We know we can be self-aware, mindful inwardly and outwardly, but does awareness need to acknowledge itself? It seems to me that awareness is consciousness and thought is its content. If I lose my content, I cease to exist, but is awareness affected by what happens to I?

I struggle with this question a lot!

If you think of awareness as a light that makes objects visible (hearable, feelable) this light can, in my experience, burn brighter or dimmer according to awakeness, mood, intention. Maybe that’s because awareness itself changes in intensity, or maybe awareness always burns at 100% but the mind obscures it.

?

Many many things. And the discoveries continue. The motivation is to discover, not to accumulate. That’s why I keep returning to ‘the fundamentals.’ They are always new.

But that’s me. I’ve always been unconventional in this way. Most people are probably looking for that one something that will make everything okay, good, perfect.

What do you mean by the fundamentals?

Awareness, consciousness, self I ego, psychological time, freedom, thought, meditation.

If we use this metaphor, the question is whether the metaphorical eye is the problem, or the light is the problem. The :“eye” is the conditioned mind and what it sees in the light of awareness, so if the light is dim, the eye can see what it’s conditioned to see. But if the light of awareness is bright, the illumination may be too much for the conditioned eye, and it reacts by denying what it sees.

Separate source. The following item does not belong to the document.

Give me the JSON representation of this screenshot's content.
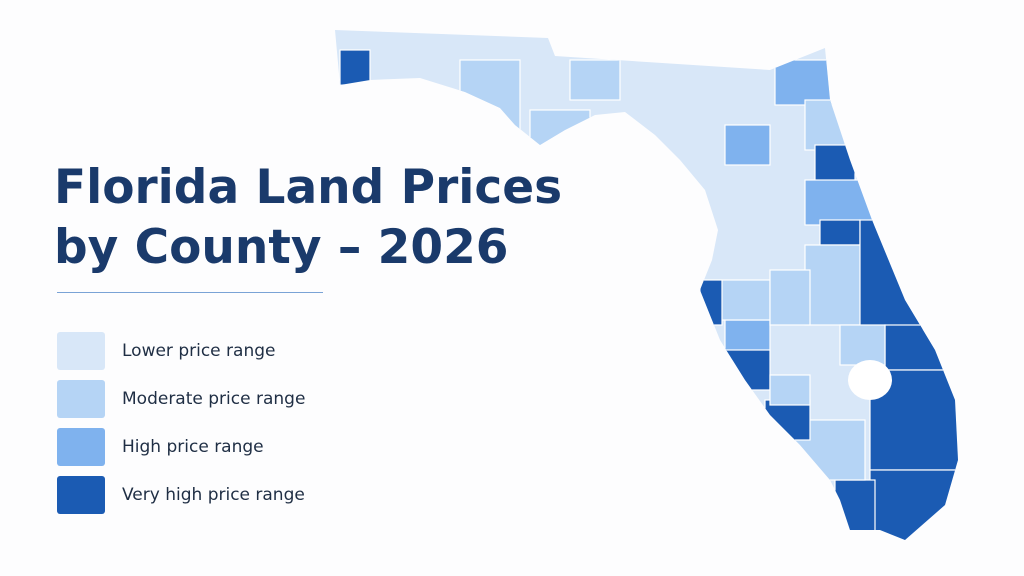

Krishnamurti used the phrase “choiceless awareness”, which suggests that the conditioned mind can dim the light of awareness, making distortion possible. So for awareness to be choiceless, it has to be bright enough to illuminate the chosen distortion and denial of conditioned response.

So what is discovery in this area? Not what it is we may have discovered, but what is the nature of discovery?

Are we motivated to discover intense regret, sadness, anger or guilt?

Insight is the term most often used here, so I’ll use it too: Insight into the nature of awareness, consciousness, self I ego, and so on.

Yes, if these things arise in my consciousness, I am sometimes (not always) motivated to discover something of their nature, what makes them tick.

Or both:

The light burns bright and the conditioned mind does the dimming.
The light dims on its own (fatigue, drugs, mood).

Doesn’t insight illuminate the entire area of consciousness? That is the nature of real discovery, isn’t it? It is not an isolated event, separate from all the rest, but it reveals the whole network of connections.

I think we have different interpretations of ‘insight.’ For me:

If insight is like a flashbulb in a dark room, the intensity of the flash determines the scope of the insight. It might be possible to have an insight that flashes so bright it illuminates the entire field of consciousness. (I’ve never experienced it.) But it’s way more likely for an insight flash to illuminate a part of consciousness. (We’ve all had plenty of those.)